Senegal, West Africa, 1973
The Mabella swayed uncertainly on the docks. A tramp freighter that would be doing the maritime world a favor by sinking. The Greek captain was doing us a favor by agreeing to take us on board-for a price. We’d been stewing in the port city of Dakar for a week, trying to press ahead into West Africa for as little coin as possible. Suddenly, our ship came in, and now was not the time to ask whether that ship was seaworthy. The captain sized up the blond haired, fair skinned surfers standing before him. He was not at all encouraged by what he saw.
“You have knives?” he asked.
We showed him our Swiss Army knives, the kind with all the gizmos you never use. He suppressed a laugh, shook his head and in his eyes you could see him debating if he should go through with the deal. But he smelt those fresh dollars and reconsidered.
“Wait here,” he said, disappearing into a cabin.
Moments later he reappeared, holding three machetes.
“You’ll want these,” he said handing them to us.
“For what?” I asked.
He nodded toward the crew that milled about on the deck. All of them were big, muscular Africans.
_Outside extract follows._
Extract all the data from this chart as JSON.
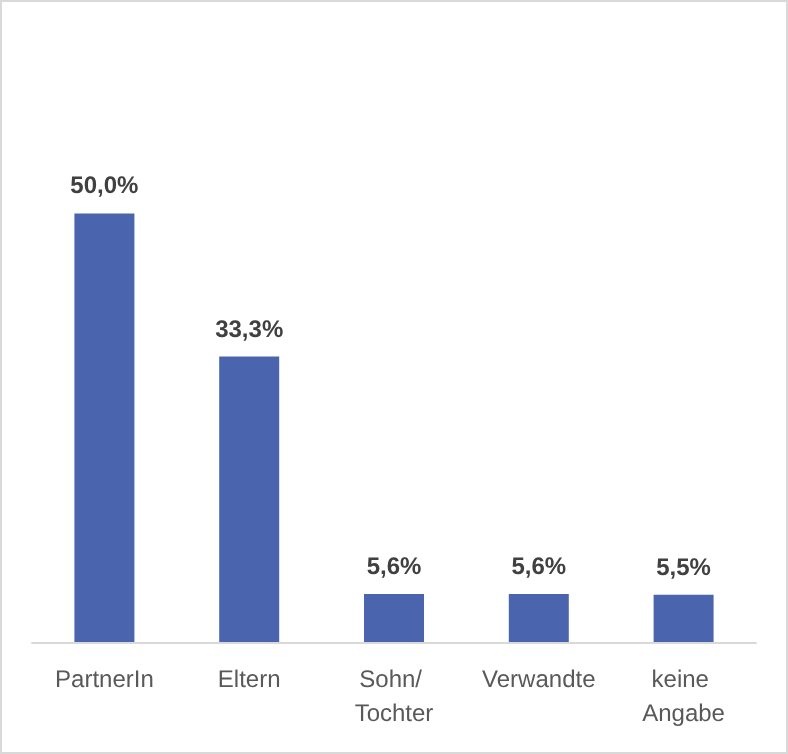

They had the look sailors get when they’ve blown all their money and only have hangovers to show for it.
“They’re from Ghana, so you shouldn’t have any trouble with them,” he said. “If they were Nigerian…” he made a slicing motion across his neck.
I tried to get a feel for the machete as quickly as possible.
“You’ll be sleeping on the deck, and the rats come out at night,” he said. “Keep your machete in hand’s reach.”
“I’m already sleeping with one hand on my camera gear,” Craig said as he awkwardly handled the machete. “Are you sure I’ll need this?”
The captain walked off, recounting his money. “Oh, you’ll find a use for them all right.”
At that moment one of the crew unzipped his pants and took a long, arcing whiz right over my surfboard and down into the ocean below.
I looked at Craig. “What makes him so sure they’re not Nigerian?”
Sumatra, Indonesia, 2003
The Seimoa I, our charter yacht for exploring the Mentawais, was moored a short distance off the shore outside the port city of Padang. Thirty years later, I was about to embark on another boat trip to a foreign shore, but the similarities ended there. This was no rust-bucket freighter. It was a 61-foot luxury motor yacht, custom fitted for surfers. Seven of us waited on the dock for the Zodiac to come skimming across the bay and pick us up. In rapid succession we arrived in Sumatra from various parts of the globe, had a poolside layover at a plush hotel and were now embarking on a surf trip that was, like the yacht before us, customized.
I was recruited by Scott Bass, SURFER’s online editor who wanted to see how today’s surf trips measure up to past adventures. Craig Peterson and I saw our fair share of those adventures. And like all travelers, I’m always up for another trip. Only this trip wasn’t going to be as feral as our past searches for surf. Bass lined up the Seimoa I, then organized the pro surfers and legendary surf photographer Jeff Divine. Bass felt that my years of chasing down tramp freighters and groveling on the road were just the sort of qualifications needed to comment on the current state of surf travel. I agreed.